Zadałem sobie trud oglądania i cytowania, a czytelnikom czytania tej dyskusji z (oficjalnie eksperckiego) kanału czołowej telewizji w Polsce, bo w zasadzie świetnie odzwierciedla ona argumentację polityków i publicystów stręczących Polakom euro, którzy tak ożywili się na głos z Brukseli. Nota bene miarą ich kelnerstwa wobec eurokratów, niech będzie fakt, że rozpoczęli wzmożoną kampanię indoktrynacji obywateli, zanim jeszcze Bruksela oficjalnie potwierdziła swoje dążenia. Jeden z czołowych kelnerów, eurodeputowany PO a niegdyś eurokomisarz ds. budżetu i programowania finansowego, Janusz Lewandowski, usilnie przekonywał, że co prawda w przypadku artykułu FAZ mamy do czynienia z przeciekiem ale „to przeciek wysoce prawdopodobny, bo jest zgodny ze zwycięską, dominującą wizją przyszłości Unii Europejskiej”. Także on abstrahował problem od sfery gospodarczej, naciskając by „rozmawiać z Polakami o euro, już nie jako o walucie, ale o bezpieczeństwie, wspólnym bezpieczeństwie, o byciu w procesach decyzyjnych, a więc o geopolityce a nie tylko o ekonomii”.

Zyskują tylko Niemcy

To, że zwolennicy przyjęcia euro unikają dyskusji na płaszczyźnie ekonomicznej jest zrozumiałe. Wprowadzenie wspólnej europejskiej waluty nie spełniło bowiem oficjalnych celów jakie eurokraci wiązali z jej ustanowieniem. Nie osiągnięto ani przyspieszenia średniego wzrostu gospodarczego ani nie nastąpiło stopniowe wyrównanie poziomu zamożności między poszczególnymi państwami funkcjonującymi w ramach unii monetarnej. Stało się dokładnie odwrotnie. Na koniec pierwszego kwartału 2017 r. najwyższy wzrost gospodarczy w UE, w stosunku rok do roku, odnotowała Rumunia z 5,6% wzrostem PKB. Za nią znalazła się Polska z 4,1% wzrostu. Dopiero na trzecim miejscu znalazł się pierwszy kraj strefy euro Łotwa – 3,9% wzrostu. Średni wzrost wszystkich państw UE (przy braku danych z Chorwacji, Luksemburga, Estonii, Irlandii, Malty, Słoweni i Szwecji) wyniósł 2%. Wzrost dla czternastu odnotowanych państw strefy euro był zauważalnie niższy i zatrzymał się na 1,7%. Szybszy rozwój państw mających waluty narodowe utrzymuję się niemal nieustannie od czasu wprowadzenia euro do powszechnego obrotu.

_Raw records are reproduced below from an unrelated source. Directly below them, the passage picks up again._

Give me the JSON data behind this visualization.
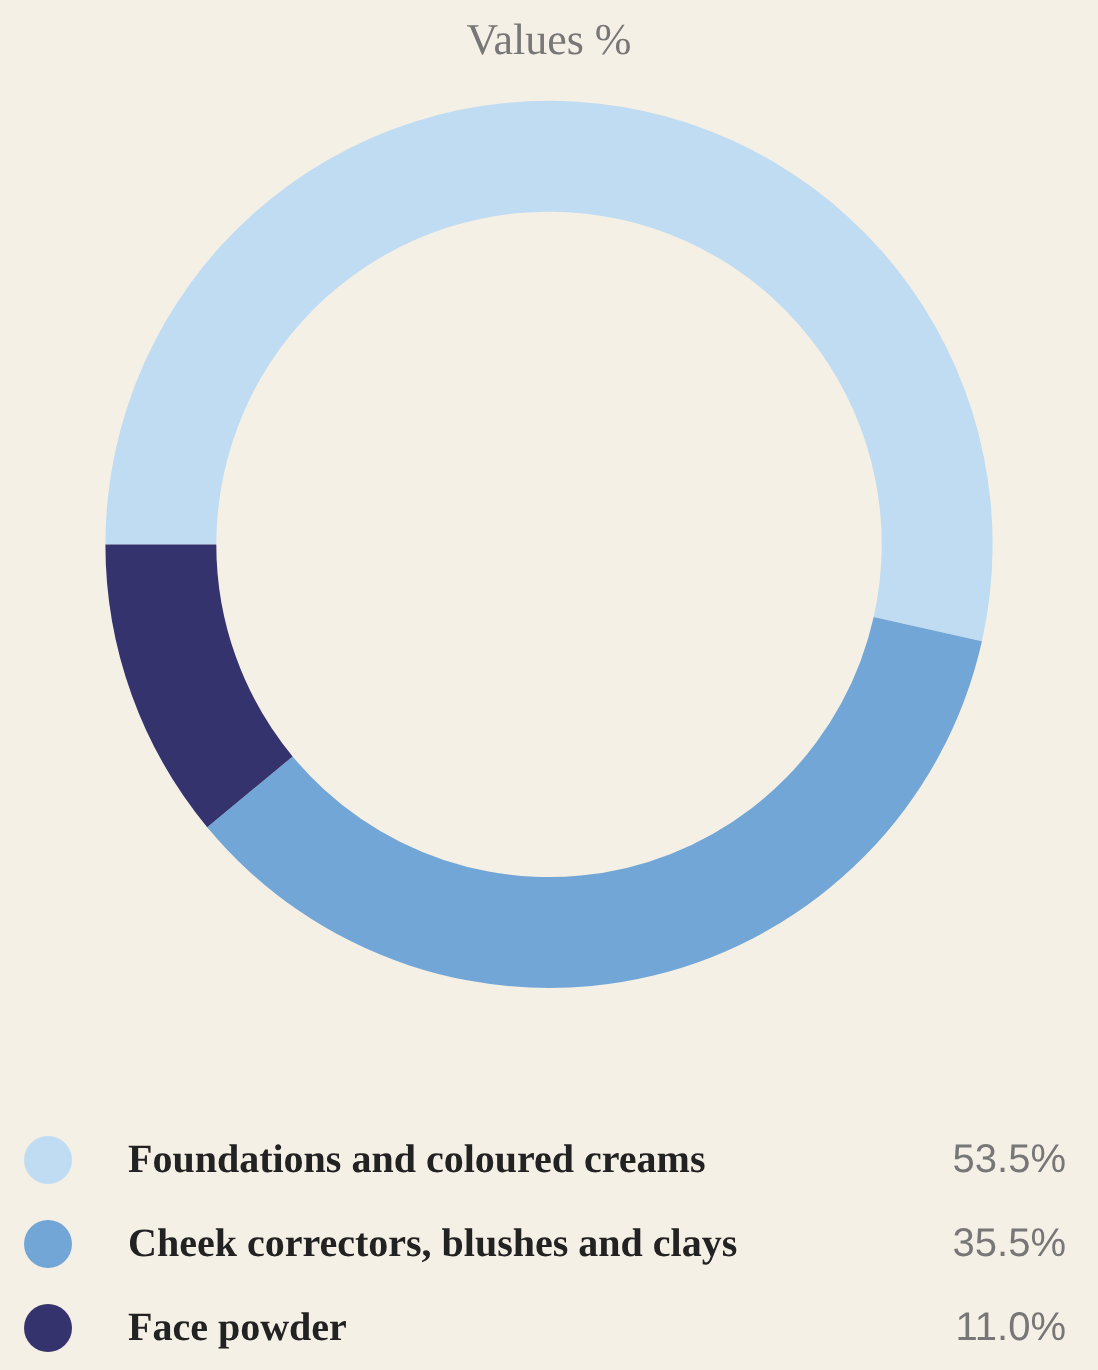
{
  "chart_data": {
    "type": "donut",
    "title": "Values %",
    "categories": [
      "Foundations and coloured creams",
      "Cheek correctors, blushes and clays",
      "Face powder"
    ],
    "values": [
      53.5,
      35.5,
      11.0
    ],
    "colors": [
      "#c0dcf2",
      "#72a6d6",
      "#35336e"
    ],
    "value_labels": [
      "53.5%",
      "35.5%",
      "11.0%"
    ],
    "legend": "bottom"
  }
}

Nie można jednak stwierdzić, że euro zaszkodziło wszystkim państwom funkcjonującym w ramach wspólnej waluty. Dla jednego z tych państw unia monetarna okazała się fundamentem gospodarczej potęgi. Tym państwem są Niemcy, które jako piąta gospodarka, są jednocześnie trzecim eksporterem na świecie, które ustępują USA pod względem wartości eksportu już tylko o około 190 miliardów dolarów. Tak silna waluta jaką jest euro, stabilizowane w dodatku przez przemożny wpływ Niemiec w UE i Europejskim Banku Centralnym, poważnie zmniejszyła konkurencyjność słabszych gospodarek, które ją przyjęły. Grecja, Portugalia, Hiszpania, a nawet o wiele bardziej rozwinięte od nich Włochy przekonały się co oznaczała utrata suwerenności monetarnej. Grecja do dziś nie wykaraskała się z gospodarczych problemów i w przytaczanej statystyce Eurostatu jest jedynym państwem UE pogrążonym w recesji – jej gospodarka skurczyła się w ciągu roku o 0,5%.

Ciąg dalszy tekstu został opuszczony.